All animals eat, but we are the only animal that cooks. So cooking becomes more than a necessity, it is the symbol of our humanity, what marks us off from the rest of nature. And because eating is almost always a group event (as opposed to sex), food becomes a focus of symbolic activity about sociality and our place in our society.

The body needs fuel. But this need could be served by a rough diet of small game, roots, and berries, as it was for several million years. Or, even more extreme, pills could be synthesized to give us all we need (except bulk). But our "tastes" have never been governed solely by nutrition. Modern nutritionists chanted the litany of the "four food types" (vegetables, grains, dairy products, meats) from which we were supposed to take more or less equal amounts daily. But dairy and domestic meat fats are now considered harmful, and a new "food pyramid" - equally misleading - is being touted.
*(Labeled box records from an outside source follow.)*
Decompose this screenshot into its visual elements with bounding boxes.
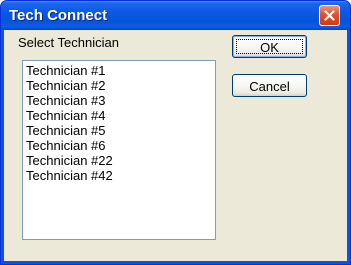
list-item[interactable]: Technician #22 [23,153,215,168]
list-item[interactable]: Technician #4 [23,108,215,123]
close-button[interactable] [319,5,340,26]
title-bar[interactable]: Tech Connect [1,1,350,30]
window-title: Tech Connect [9,7,108,24]
cancel-button-label: Cancel [249,79,290,94]
list-item[interactable]: Technician #6 [23,138,215,153]
technician-listbox[interactable]: Technician #1 Technician #2 Technician #… [22,60,216,240]
close-icon [324,10,335,21]
list-item[interactable]: Technician #42 [23,168,215,183]
list-item[interactable]: Technician #5 [23,123,215,138]
ok-button[interactable]: OK [232,35,307,58]
technician-list: Technician #1 Technician #2 Technician #… [23,61,215,183]
list-item[interactable]: Technician #2 [23,78,215,93]
cancel-button[interactable]: Cancel [232,74,307,97]
select-technician-label: Select Technician [18,35,119,50]
ok-button-label: OK [260,40,279,55]
list-item[interactable]: Technician #3 [23,93,215,108]
list-item[interactable]: Technician #1 [23,63,215,78]
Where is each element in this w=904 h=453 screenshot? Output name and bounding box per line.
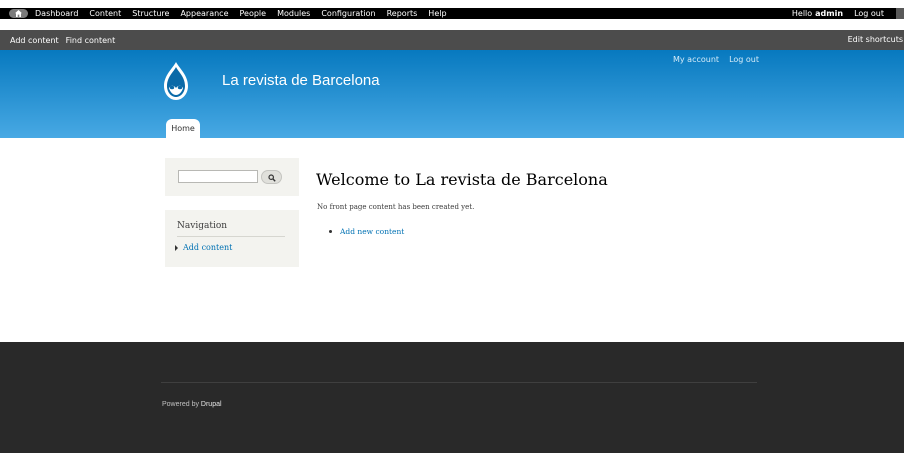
toolbar-menu: Dashboard Content Structure Appearance P… [35,8,458,19]
page-title: Welcome to La revista de Barcelona [316,170,608,189]
front-page-message: No front page content has been created y… [317,203,475,211]
toolbar-item-configuration[interactable]: Configuration [321,8,375,19]
search-block [165,158,299,196]
site-name[interactable]: La revista de Barcelona [222,72,380,89]
powered-by-text: Powered by [162,401,199,408]
search-input[interactable] [178,170,258,183]
username-link[interactable]: admin [815,8,843,19]
toolbar-item-appearance[interactable]: Appearance [180,8,228,19]
tab-home[interactable]: Home [166,119,200,138]
footer-divider [161,382,757,383]
toolbar-item-modules[interactable]: Modules [277,8,310,19]
edit-shortcuts-link[interactable]: Edit shortcuts [848,30,903,50]
toolbar-item-people[interactable]: People [240,8,267,19]
list-item: Add new content [329,227,404,236]
shortcuts-bar: Add content Find content Edit shortcuts [0,30,904,50]
drupal-logo-icon[interactable] [163,61,189,105]
username[interactable]: admin [815,9,843,18]
site-footer: Powered by Drupal [0,342,904,453]
header-logout-link[interactable]: Log out [729,55,759,64]
navigation-block: Navigation Add content [165,210,299,267]
nav-item-add-content[interactable]: Add content [175,243,232,252]
toolbar-item-reports[interactable]: Reports [387,8,418,19]
hello-text: Hello [791,9,813,18]
drupal-link[interactable]: Drupal [201,401,222,408]
powered-by: Powered by Drupal [162,401,222,408]
my-account-link[interactable]: My account [673,55,719,64]
nav-link-add-content[interactable]: Add content [183,243,232,252]
add-new-content-link[interactable]: Add new content [340,227,404,236]
toolbar-item-structure[interactable]: Structure [132,8,169,19]
search-icon [268,174,276,182]
secondary-menu: My account Log out [673,55,769,64]
toolbar-item-help[interactable]: Help [428,8,446,19]
toolbar-logout-link[interactable]: Log out [854,8,884,19]
toolbar-user: Hello admin Log out [792,8,884,19]
divider [177,236,285,237]
site-header: La revista de Barcelona My account Log o… [0,50,904,138]
shortcut-find-content[interactable]: Find content [66,36,116,45]
search-button[interactable] [261,170,282,184]
bullet-icon [329,230,332,233]
admin-toolbar: Dashboard Content Structure Appearance P… [0,8,904,19]
toolbar-item-dashboard[interactable]: Dashboard [35,8,78,19]
toolbar-item-content[interactable]: Content [89,8,121,19]
triangle-right-icon [175,244,178,251]
toolbar-toggle-button[interactable] [896,8,904,19]
navigation-title: Navigation [177,221,228,231]
shortcut-add-content[interactable]: Add content [10,36,59,45]
home-icon[interactable] [9,9,28,18]
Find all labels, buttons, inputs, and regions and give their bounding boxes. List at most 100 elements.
In fact, nutrition plays only a small part in our food choices. Adele Davis, whose bossy opinions on food were to a whole generation as authoritative as Dr. Spock’s on childrearing (she recommended a diet of liver and yogurt), held that European history was determined by food habits. The French ate white bread and drank wine and strong coffee, she said, and this was about as nutritionally disastrous as possible; the Germans, on the other hand, ate dark bread and drank beer - both nutritionally sound. Was it any wonder, she asked, that the Germans kept beating the French? But even if both nations were to accept this interesting hypothesis as sound, do we believe they would change their food preferences?

Nor are these preferences solely governed by what is available. All cultures go to considerable lengths to obtain preferred foods, and often ignore valuable food sources close at hand. The English do not eat horse and dog; Mohammedans refuse pork; Jews have a whole litany of forbidden foods (see Leviticus); Americans despise offal; Hindus taboo beef - and so on. People will not just eat anything, whatever the circumstances. In fact, omnivorousness is often treated as a joke. The Chinese are indeed thought by their more fastidious neighbors to eat anything. The Vietnamese used to say that the best way to get rid of the Americans would be to invite in the Chinese, who would surely find them good to eat.